Les pharmacies, grandes gagnantes de la réforme
Avec cette réforme, les pharmacies allemandes jouent un rôle central dans le marché du cannabis médical :
- Une pharmacie typique en Basse-Saxe génère jusqu’à 50 000 € de bénéfices bruts mensuels grâce au cannabis.
- Des plateformes comme easycannabis.de expédient près de 30 kg de cannabis par mois, générant des revenus nets avoisinant les 30 000 € par mois.
Pourtant, malgré ces chiffres alléchants, seules 2 500 à 3 000 pharmacies se sont lancées. Les autres hésitent encore, freinées par les défis logistiques et la formation nécessaire à la gestion du cannabis.
Un modèle inspirant… mais critiqué
Si cette réforme semble être un modèle à suivre, elle divise en Allemagne.
Une opinion publique partagée
Deux sondages récents montrent que l’opinion publique allemande reste sceptique :
- Selon YouGov, 55 % des Allemands jugent la légalisation partielle erronée, contre 37 % qui l’approuvent.
- L’Institut Allensbach révèle que 48 % des sondés s’opposent à la réforme, alors que seulement 34 % la soutiennent.
Cette fracture est générationnelle : les jeunes (moins de 30 ans) sont majoritairement favorables à la légalisation (54 %), tandis que les seniors (plus de 60 ans) la rejettent massivement (62 %).
Des craintes sécuritaires
Les forces de l’ordre expriment également leur méfiance. Le Syndicat de la police allemande (GdP) estime que la réforme pourrait stimuler le marché noir et accroître la consommation. Malgré tout, aucune hausse significative de la charge policière ou de la criminalité liée au cannabis n’a été observée pour l’instant.
Quand la France regarde ailleurs
La France, pourtant prompte à suivre les exemples allemands sur d’autres sujets, reste curieusement silencieuse face aux succès et aux défis du modèle outre-Rhin. Alors que :
- Les patients français peinent à accéder au cannabis médical, parfois même en phase terminale.
- Les fleurs de cannabis ont été retirées de la pharmacopée, privant de nombreux malades d’une option thérapeutique efficace.
- Le marché noir continue de prospérer sous l’effet d’une prohibition criminogène.
Il est grand temps que la France ouvre les yeux sur les avancées européennes et cesse de stigmatiser ses citoyens. Si l’Allemagne peut offrir un accès simplifié au cannabis médical tout en surveillant les impacts sociaux, pourquoi la France persiste-t-elle à s’enfermer dans une politique de répression stérile ?
Vers une politique française plus humaine ?
L’exemple allemand montre qu’une légalisation partielle bien pensée peut dynamiser un marché tout en simplifiant l’accès pour les patients. Mais au-delà des chiffres, c’est une question d’humanité.

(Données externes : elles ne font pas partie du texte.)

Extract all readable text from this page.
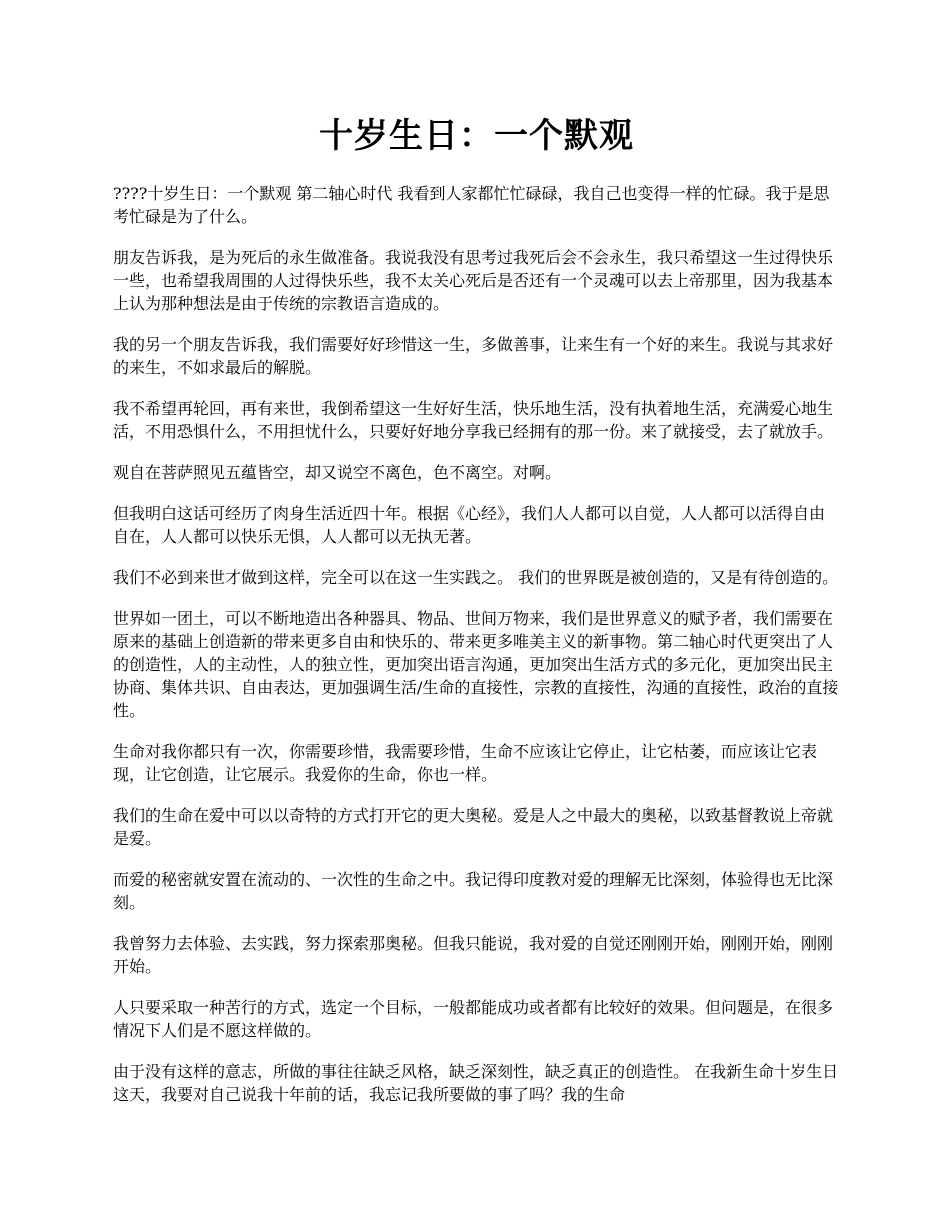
十岁生日：一个默观

????十岁生日：一个默观 第二轴心时代 我看到人家都忙忙碌碌，我自己也变得一样的忙碌。我于是思考忙碌是为了什么。

朋友告诉我，是为死后的永生做准备。我说我没有思考过我死后会不会永生，我只希望这一生过得快乐一些，也希望我周围的人过得快乐些，我不太关心死后是否还有一个灵魂可以去上帝那里，因为我基本上认为那种想法是由于传统的宗教语言造成的。

我的另一个朋友告诉我，我们需要好好珍惜这一生，多做善事，让来生有一个好的来生。我说与其求好的来生，不如求最后的解脱。

我不希望再轮回，再有来世，我倒希望这一生好好生活，快乐地生活，没有执着地生活，充满爱心地生活，不用恐惧什么，不用担忧什么，只要好好地分享我已经拥有的那一份。来了就接受，去了就放手。

观自在菩萨照见五蕴皆空，却又说空不离色，色不离空。对啊。

但我明白这话可经历了肉身生活近四十年。根据《心经》，我们人人都可以自觉，人人都可以活得自由自在，人人都可以快乐无惧，人人都可以无执无著。

我们不必到来世才做到这样，完全可以在这一生实践之。 我们的世界既是被创造的，又是有待创造的。

世界如一团土，可以不断地造出各种器具、物品、世间万物来，我们是世界意义的赋予者，我们需要在原来的基础上创造新的带来更多自由和快乐的、带来更多唯美主义的新事物。第二轴心时代更突出了人的创造性，人的主动性，人的独立性，更加突出语言沟通，更加突出生活方式的多元化，更加突出民主协商、集体共识、自由表达，更加强调生活/生命的直接性，宗教的直接性，沟通的直接性，政治的直接性。

生命对我你都只有一次，你需要珍惜，我需要珍惜，生命不应该让它停止，让它枯萎，而应该让它表现，让它创造，让它展示。我爱你的生命，你也一样。

我们的生命在爱中可以以奇特的方式打开它的更大奥秘。爱是人之中最大的奥秘，以致基督教说上帝就是爱。

而爱的秘密就安置在流动的、一次性的生命之中。我记得印度教对爱的理解无比深刻，体验得也无比深刻。

我曾努力去体验、去实践，努力探索那奥秘。但我只能说，我对爱的自觉还刚刚开始，刚刚开始，刚刚开始。

人只要采取一种苦行的方式，选定一个目标，一般都能成功或者都有比较好的效果。但问题是，在很多情况下人们是不愿这样做的。

由于没有这样的意志，所做的事往往缺乏风格，缺乏深刻性，缺乏真正的创造性。 在我新生命十岁生日这天，我要对自己说我十年前的话，我忘记我所要做的事了吗？我的生命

Le CIRC appelle à une réforme courageuse en France :
- Pour les patients, qui méritent des soins adaptés sans parcours d’obstacles.
- Pour les citoyens, qui ne devraient pas être criminalisés pour leur consommation.
- Pour la société, qui gagnerait à assainir un marché gangrené par le trafic.
La France a tout à gagner à regarder au-delà de ses frontières. Mais le fera-t-elle ? L’avenir du cannabis médical et de la légalisation nous le dira.